Acrescento que, se perdes a guerra, ainda assim, tu não estás “preso pela força das armas.” Tu estás preso por força de uma decisão anterior, sobre a qual tu tens responsabilidade.

Pode-se argumentar: “mas não fui eu quem decidi.” Não importa. Foi a pessoa jurídica que decidiu. Ela segue existindo. Tua responsabilidade é enquanto pessoa jurídica.


PARTE II – ENTREVISTA DO ZEMA

<<Zema deu a seguinte declaração numa entrevista: “Nós queremos – e nunca tivemos – o protagonismo político“. Ele disse isso enquanto governador do Estado que respondia pelo “leite” em “Política do Café com Leite”. Sendo que o outro Estado da equação, o “café”, é igualmente da mesma região. Imbecil do c@r@lh*. Perdão pela grosseria.>>

Li a entrevista no Estadão. Vejo boas intenções no Zema, mas ele está equivocado em certas bandeiras (na minha humilde opinião); ao menos, no discurso. Analizemos a entrevista por partes.

A. COSUD

A1. Busca de protagonismo

Isto está bem. Quem não quer? Política é negociação. Zema tenta fortalecer sua posição na mesa. Nada além. As outras partes na mesa fazem a mesma coisa. É tudo do jogo.

Não vejo Zema se apresentando como líder ou como iniciador de movimento separatista. Vejo alguém querendo defender os interesses de Minas (1) e da Direita (2).

Zema é pragmático, como de regra os políticos o são.
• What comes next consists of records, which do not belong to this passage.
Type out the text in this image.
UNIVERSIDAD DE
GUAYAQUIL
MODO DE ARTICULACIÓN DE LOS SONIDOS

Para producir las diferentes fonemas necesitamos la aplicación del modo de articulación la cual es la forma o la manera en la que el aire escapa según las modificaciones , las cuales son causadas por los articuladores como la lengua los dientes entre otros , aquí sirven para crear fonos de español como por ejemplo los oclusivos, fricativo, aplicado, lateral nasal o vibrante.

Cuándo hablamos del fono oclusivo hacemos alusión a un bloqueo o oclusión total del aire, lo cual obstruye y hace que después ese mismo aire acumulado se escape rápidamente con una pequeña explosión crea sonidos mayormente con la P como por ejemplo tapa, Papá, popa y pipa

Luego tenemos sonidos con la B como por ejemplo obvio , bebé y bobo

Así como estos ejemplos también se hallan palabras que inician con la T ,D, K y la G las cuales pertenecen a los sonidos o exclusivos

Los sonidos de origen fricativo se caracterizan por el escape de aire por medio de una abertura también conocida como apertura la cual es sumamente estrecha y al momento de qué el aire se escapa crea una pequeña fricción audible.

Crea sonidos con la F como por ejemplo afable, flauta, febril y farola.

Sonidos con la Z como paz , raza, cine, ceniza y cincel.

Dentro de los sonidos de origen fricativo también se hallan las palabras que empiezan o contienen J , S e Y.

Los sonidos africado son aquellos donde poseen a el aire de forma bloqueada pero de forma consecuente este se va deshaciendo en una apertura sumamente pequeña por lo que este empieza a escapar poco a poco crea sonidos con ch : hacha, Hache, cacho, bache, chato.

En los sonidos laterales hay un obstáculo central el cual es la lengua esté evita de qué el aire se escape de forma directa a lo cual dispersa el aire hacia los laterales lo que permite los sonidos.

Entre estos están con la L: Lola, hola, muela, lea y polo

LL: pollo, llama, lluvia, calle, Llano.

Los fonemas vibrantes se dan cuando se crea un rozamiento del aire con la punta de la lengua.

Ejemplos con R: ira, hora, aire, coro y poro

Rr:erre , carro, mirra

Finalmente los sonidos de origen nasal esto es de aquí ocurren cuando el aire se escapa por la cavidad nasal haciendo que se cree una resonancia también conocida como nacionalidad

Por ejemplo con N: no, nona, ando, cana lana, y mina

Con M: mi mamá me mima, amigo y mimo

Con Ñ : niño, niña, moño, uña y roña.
Ele sente, mas não entende. Então, ele comete deslizes naturais. Mas muitas vezes é melhor alguém que faça ainda que sem saber por que, que alguém que entenda daquilo, mas que não consiga fazer.

A2. Reforma tributária

Afirma Zema: “Sul e Sudeste vão continuar com arrecadação maior do que recebem de volta.

Há um erro de premissa aqui. Os recursos da União são da União; não são dos estados. A União utiliza os recursos federais como entender melhor. Compete ao Congresso tratar disso. Se o Congresso não está fazendo como sudestinos e sulistas gostariam, o problema pode estar no Congresso.

A3. Representatividade no Senado

Zema aponta na direção correta, mas erra ABSURDAMENTE o alvo. O problema não é no Senado. O problema é na Câmara. Todos os estados terem o mesmo peso no Senado é JUSTO.

Aliás, a inexistência de senados ESTADUAIS é um problema. As regiões com poucas pessoas não podem ter apenas voz. Elas precisam ter peso. É preciso que as vozes sejam ouvidas. Isso não acontece nos estados. Ao menos, acontece na União. Aí querem atacar o que é justo; mas não o que é injusto! Não pode…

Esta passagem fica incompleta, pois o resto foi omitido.